Since its global debut at the start of 2020, the COVID-19 pandemic has simultaneously posed an exhausting challenge and sparked remarkable innovation worldwide. In no field is this more evident than vaccine development.
Over the last several months, healthcare researchers from all around the globe have collectively adopted a goal that would have seemed laughable only a few years ago: to produce a safe and effective vaccine within two years. According to recent reporting from the New York Times, there are currently more than 165 vaccines against the coronavirus in development globally, 31 of which are already undergoing human trials.
But vaccine effectiveness is not the only variable under examination in these trials; in many ways, the cutting-edge technologies that have allowed us to accelerate vaccine development is also being tested. Key among these is advanced genomic epidemiology, which has proved to be a boon in fast-tracking vaccine research and development.
Conventionally, researchers created vaccines by growing weakened viruses in chicken eggs or mammalian and insect cells, then extracting any necessary pieces. It often takes four to six months for vaccine developers to obtain the correct antigens for common viruses that mutate annually, such as the flu. For entirely novel germs, the process can stretch on for several years.
As one might expect, this approach doesn’t readily lend itself to managing a pandemic, nor does it align with the hoped-for 2021 deadline. As a result, researchers have turned en masse to gene-based vaccines, which tend to have a quicker turnaround period. According to recent analysis from Scientific American, the majority of the vaccines in development in April were gene-based, as opposed to being conventionally egg-grown.
At this point, it may be worthwhile to distinguish the two modes of development. Gene vaccines are a relatively new development in immunotherapy practice. In this approach, one or more genes that encode a pathogen’s proteins are delivered, rather than a weakened or inactivated viral organism.
As researchers Indresh K. Srivastava and Margaret A. Liu once explained in an article for the Annals of Internal Medicine: “Gene vaccines make use of advances in immunology and molecular biology to more specifically tailor immune responses (cellular or humoral, or both) against selected antigens […] The goal of this approach is to generate immunity against diseases for which traditional vaccines and treatments have not worked, to improve vaccines, and to treat chronic diseases.”

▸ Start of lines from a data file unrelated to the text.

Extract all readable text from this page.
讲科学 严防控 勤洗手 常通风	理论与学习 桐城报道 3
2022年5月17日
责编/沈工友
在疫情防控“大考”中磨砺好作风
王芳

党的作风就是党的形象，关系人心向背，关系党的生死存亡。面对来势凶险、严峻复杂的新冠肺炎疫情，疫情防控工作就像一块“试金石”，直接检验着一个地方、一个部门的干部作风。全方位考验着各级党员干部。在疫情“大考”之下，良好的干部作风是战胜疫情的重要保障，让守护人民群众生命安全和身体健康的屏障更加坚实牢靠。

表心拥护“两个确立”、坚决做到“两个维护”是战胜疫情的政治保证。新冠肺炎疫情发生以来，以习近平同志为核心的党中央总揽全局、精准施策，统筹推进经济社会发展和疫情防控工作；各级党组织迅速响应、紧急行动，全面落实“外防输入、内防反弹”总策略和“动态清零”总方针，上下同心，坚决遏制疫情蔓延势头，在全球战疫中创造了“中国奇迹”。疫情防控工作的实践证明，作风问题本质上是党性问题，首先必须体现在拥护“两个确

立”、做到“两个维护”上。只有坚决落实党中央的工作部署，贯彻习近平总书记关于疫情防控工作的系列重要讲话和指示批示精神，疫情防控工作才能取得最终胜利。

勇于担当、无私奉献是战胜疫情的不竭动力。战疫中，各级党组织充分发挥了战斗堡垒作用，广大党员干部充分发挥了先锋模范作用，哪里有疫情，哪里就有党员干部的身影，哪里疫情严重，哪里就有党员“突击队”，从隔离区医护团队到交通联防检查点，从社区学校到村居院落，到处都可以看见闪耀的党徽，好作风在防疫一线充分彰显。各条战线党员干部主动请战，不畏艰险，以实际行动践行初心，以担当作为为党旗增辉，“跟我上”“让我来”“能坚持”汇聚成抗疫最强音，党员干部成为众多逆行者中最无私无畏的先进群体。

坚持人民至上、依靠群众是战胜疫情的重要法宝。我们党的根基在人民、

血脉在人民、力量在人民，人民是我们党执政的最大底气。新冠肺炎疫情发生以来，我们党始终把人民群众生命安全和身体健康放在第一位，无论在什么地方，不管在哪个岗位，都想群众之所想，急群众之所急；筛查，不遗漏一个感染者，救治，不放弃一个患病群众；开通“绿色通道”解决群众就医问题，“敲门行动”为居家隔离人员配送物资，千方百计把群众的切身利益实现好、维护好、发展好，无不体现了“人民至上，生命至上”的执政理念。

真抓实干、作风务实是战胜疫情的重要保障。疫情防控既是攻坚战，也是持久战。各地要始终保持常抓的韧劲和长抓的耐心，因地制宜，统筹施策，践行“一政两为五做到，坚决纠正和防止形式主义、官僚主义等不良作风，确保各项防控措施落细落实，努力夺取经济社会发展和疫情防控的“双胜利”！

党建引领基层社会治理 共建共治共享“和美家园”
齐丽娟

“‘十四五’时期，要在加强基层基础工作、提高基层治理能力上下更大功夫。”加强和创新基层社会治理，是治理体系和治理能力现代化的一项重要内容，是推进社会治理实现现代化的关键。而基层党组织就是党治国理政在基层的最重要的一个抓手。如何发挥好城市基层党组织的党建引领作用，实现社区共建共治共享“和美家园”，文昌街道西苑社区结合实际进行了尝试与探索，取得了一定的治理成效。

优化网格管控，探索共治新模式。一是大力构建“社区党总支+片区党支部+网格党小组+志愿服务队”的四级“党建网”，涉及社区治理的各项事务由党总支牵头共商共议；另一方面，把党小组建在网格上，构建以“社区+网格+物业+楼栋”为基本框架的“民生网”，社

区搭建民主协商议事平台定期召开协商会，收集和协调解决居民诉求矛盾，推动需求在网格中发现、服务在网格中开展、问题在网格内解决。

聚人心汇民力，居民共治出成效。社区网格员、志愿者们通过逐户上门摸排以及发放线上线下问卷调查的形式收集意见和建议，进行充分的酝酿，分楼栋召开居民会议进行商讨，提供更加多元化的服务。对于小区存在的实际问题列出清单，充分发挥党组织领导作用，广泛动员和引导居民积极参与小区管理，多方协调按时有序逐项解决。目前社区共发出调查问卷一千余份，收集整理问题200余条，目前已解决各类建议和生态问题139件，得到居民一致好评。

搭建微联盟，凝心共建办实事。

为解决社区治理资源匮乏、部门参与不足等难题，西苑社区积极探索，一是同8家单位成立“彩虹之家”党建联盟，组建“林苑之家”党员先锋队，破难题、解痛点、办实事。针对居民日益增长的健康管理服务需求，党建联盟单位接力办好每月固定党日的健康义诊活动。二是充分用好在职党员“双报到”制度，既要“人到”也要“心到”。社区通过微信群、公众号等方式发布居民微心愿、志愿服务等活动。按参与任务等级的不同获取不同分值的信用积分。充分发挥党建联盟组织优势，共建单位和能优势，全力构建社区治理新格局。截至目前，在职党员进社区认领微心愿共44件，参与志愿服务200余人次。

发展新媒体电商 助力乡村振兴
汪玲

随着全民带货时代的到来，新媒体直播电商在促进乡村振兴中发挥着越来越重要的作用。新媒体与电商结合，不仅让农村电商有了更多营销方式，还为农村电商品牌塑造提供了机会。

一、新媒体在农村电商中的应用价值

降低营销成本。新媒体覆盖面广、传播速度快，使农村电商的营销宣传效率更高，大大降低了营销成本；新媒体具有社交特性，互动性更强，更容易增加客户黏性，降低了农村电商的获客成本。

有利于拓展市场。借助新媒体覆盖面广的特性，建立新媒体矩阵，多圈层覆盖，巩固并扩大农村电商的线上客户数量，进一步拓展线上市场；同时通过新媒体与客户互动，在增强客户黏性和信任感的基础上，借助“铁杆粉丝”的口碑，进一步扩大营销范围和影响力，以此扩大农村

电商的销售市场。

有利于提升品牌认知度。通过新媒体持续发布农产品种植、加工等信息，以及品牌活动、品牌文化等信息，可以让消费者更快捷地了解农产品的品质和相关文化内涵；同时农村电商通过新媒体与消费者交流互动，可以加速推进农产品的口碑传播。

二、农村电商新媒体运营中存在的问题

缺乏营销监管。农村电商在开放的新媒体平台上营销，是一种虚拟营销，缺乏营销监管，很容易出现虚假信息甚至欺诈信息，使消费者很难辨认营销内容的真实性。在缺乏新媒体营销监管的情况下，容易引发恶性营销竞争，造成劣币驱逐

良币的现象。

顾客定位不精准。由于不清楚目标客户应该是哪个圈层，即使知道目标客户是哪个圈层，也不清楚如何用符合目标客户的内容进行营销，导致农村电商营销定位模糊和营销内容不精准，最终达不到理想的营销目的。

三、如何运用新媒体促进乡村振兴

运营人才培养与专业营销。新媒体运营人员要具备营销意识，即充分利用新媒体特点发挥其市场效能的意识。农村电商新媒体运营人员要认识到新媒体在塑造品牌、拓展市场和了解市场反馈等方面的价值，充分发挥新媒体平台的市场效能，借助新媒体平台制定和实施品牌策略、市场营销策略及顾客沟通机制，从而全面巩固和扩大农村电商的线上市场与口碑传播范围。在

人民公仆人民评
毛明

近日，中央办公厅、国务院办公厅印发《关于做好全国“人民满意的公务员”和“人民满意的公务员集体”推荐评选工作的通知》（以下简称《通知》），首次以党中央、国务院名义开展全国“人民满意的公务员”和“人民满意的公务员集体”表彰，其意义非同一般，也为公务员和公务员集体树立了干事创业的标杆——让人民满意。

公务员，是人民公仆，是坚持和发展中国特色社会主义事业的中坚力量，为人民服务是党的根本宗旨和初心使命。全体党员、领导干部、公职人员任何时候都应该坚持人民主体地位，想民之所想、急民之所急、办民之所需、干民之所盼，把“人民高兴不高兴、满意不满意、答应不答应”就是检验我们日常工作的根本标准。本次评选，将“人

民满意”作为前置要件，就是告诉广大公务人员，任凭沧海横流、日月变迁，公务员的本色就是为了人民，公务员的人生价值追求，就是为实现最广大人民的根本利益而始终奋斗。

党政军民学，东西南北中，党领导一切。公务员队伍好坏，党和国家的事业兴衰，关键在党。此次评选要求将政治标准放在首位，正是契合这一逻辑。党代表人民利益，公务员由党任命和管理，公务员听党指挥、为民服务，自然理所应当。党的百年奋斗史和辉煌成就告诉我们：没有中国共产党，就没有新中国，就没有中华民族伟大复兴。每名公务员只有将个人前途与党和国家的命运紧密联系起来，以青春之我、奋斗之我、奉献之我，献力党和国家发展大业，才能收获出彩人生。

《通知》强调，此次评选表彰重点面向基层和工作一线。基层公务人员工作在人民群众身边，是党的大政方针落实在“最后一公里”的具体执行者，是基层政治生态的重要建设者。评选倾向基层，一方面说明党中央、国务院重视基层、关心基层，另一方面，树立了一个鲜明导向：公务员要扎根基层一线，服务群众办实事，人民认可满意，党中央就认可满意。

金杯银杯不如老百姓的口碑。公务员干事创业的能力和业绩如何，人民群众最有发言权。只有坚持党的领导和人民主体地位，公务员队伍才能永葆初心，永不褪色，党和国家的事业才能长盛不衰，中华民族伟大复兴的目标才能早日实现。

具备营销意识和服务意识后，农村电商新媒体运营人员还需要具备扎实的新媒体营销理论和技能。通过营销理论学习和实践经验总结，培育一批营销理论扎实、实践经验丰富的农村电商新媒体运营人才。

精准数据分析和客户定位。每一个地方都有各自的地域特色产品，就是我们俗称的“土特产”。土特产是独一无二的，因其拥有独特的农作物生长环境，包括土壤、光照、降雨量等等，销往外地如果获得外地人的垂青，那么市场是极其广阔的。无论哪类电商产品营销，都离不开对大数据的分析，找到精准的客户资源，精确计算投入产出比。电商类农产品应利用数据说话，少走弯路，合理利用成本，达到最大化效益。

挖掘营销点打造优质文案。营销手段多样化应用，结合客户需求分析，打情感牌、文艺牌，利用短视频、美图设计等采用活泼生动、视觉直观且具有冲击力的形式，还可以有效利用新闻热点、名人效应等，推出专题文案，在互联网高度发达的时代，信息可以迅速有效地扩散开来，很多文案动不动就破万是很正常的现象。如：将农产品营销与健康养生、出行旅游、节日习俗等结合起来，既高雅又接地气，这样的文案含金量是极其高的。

Reporting from Scientific American suggests that commercially-produced gene vaccines may be available for limited emergency or compassionate use as soon as early 2021. This is much faster than conventional development — and, notably, far outperforms the expectations researchers held for gene-based vaccines only a few years ago. Take the Ebola response as an example; even after being fast-tracked, it took five years for a gene-based vaccine to pass widespread trials.

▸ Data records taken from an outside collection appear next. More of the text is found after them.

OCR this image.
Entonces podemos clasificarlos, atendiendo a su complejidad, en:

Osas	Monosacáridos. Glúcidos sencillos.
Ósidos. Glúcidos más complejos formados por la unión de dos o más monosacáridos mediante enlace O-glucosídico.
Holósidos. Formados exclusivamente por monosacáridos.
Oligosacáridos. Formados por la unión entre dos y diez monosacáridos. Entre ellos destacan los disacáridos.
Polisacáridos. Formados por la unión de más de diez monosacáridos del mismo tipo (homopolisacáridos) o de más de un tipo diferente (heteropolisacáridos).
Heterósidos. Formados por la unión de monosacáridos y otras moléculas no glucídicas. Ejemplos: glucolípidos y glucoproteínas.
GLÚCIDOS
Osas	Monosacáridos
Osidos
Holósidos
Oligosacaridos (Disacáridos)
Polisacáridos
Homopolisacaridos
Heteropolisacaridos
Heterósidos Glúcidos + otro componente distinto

“Technology has improved drastically, so now we have sequencing methods that are so much faster and reliable than what we had 10 years ago,” Francois Balloux, a computational biologist at University College London, recently told Chemical and Engineering News. His perspective carries the weight of experience; in 2009, Balloux studied the H1N1 virus and struggled to gather conclusive findings from 11 partial H1N1 sequences.

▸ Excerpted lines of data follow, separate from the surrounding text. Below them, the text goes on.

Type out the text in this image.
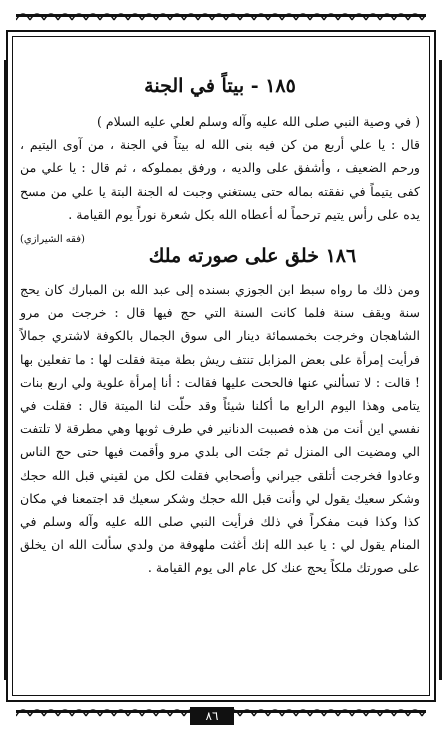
١٨٥ - بيتاً في الجنة

( في وصية النبي صلى الله عليه وآله وسلم لعلي عليه السلام )

قال : يا علي أربع من كن فيه بنى الله له بيتاً في الجنة ، من آوى اليتيم ، ورحم الضعيف ، وأشفق على والديه ، ورفق بمملوكه ، ثم قال : يا علي من كفى يتيماً في نفقته بماله حتى يستغني وجبت له الجنة البتة يا علي من مسح يده على رأس يتيم ترحماً له أعطاه الله بكل شعرة نوراً يوم القيامة .
(فقه الشيرازي)

١٨٦ خلق على صورته ملك

ومن ذلك ما رواه سبط ابن الجوزي بسنده إلى عبد الله بن المبارك كان يحج سنة ويقف سنة فلما كانت السنة التي حج فيها قال : خرجت من مرو الشاهجان وخرجت بخمسمائة دينار الى سوق الجمال بالكوفة لاشتري جمالاً فرأيت إمرأة على بعض المزابل تنتف ريش بطة ميتة فقلت لها : ما تفعلين بها ! قالت : لا تسألني عنها فالححت عليها فقالت : أنا إمرأة علوية ولي اربع بنات يتامى وهذا اليوم الرابع ما أكلنا شيئاً وقد حلّت لنا الميتة قال : فقلت في نفسي اين أنت من هذه فصببت الدنانير في طرف ثوبها وهي مطرقة لا تلتفت الي ومضيت الى المنزل ثم جئت الى بلدي مرو وأقمت فيها حتى حج الناس وعادوا فخرجت أتلقى جيراني وأصحابي فقلت لكل من لقيني قبل الله حجك وشكر سعيك يقول لي وأنت قبل الله حجك وشكر سعيك قد اجتمعنا في مكان كذا وكذا فبت مفكراً في ذلك فرأيت النبي صلى الله عليه وآله وسلم في المنام يقول لي : يا عبد الله إنك أغثت ملهوفة من ولدي سألت الله ان يخلق على صورتك ملكاً يحج عنك كل عام الى يوم القيامة .

٨٦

Gene-based vaccines have tremendous potential to quickly produce a viable COVID-19 vaccine; however, it is worth noting that extended trials may drag on well beyond the anticipated early-2021 mark. Researchers and consumers alike should temper their timeline expectations — though some optimism is certainly warranted, given the projects underway.
In New England, one such initiative is in-progress and hopes to deliver a readily-manufacturable, gene-based vaccine by the end of 2021. Jointly conducted by Massachusetts General Hospital and Massachusetts Eye and Ear, this program hopes to leverage a novel adeno-associated virus (AAV) vector to deliver genetic sequences of the COVID-19 spike antigen.
Though the pandemic only began in late 2019, the research for this vaccine goes back over a decade. The novel AAV used in this study was first developed by Dr. Luk H. Vandenberghe, an ophthalmologist and molecular bioengineer who was researching gene therapy at the University of Pennsylvania at the time of discovery. Because the AAV incited a strong immune response, it was unsuited to Vandenberghe’s immediate gene therapy research but potentially ideal for vaccine development.
There are several advantages to using an AAV approach when developing a gene vaccine for COVID. Manufacturers are already accustomed to working with AAV-based drugs and have the capacity and experience necessary to scale up production quickly; all it would require is a focusl switch from AAV gene therapies to AAV vaccines.
Moreover, AAV is also adaptable and well-suited for adjusting to disease mutations. Unlike conventional development techniques, which might require months of retooling in the event of variation, updating the genetic code within an AAVCOVID vaccine would only take a few weeks.
The vaccine is still in development; however, it will undergo its first clinical trial at Massachusetts General later this year and holds plenty of promise.
If recent vaccine advancements have demonstrated anything, it would be that the COVID-19 challenge will compel the global health community to innovate and expand. The next few months could prove instrumental in setting a new standard for gene-based vaccine development.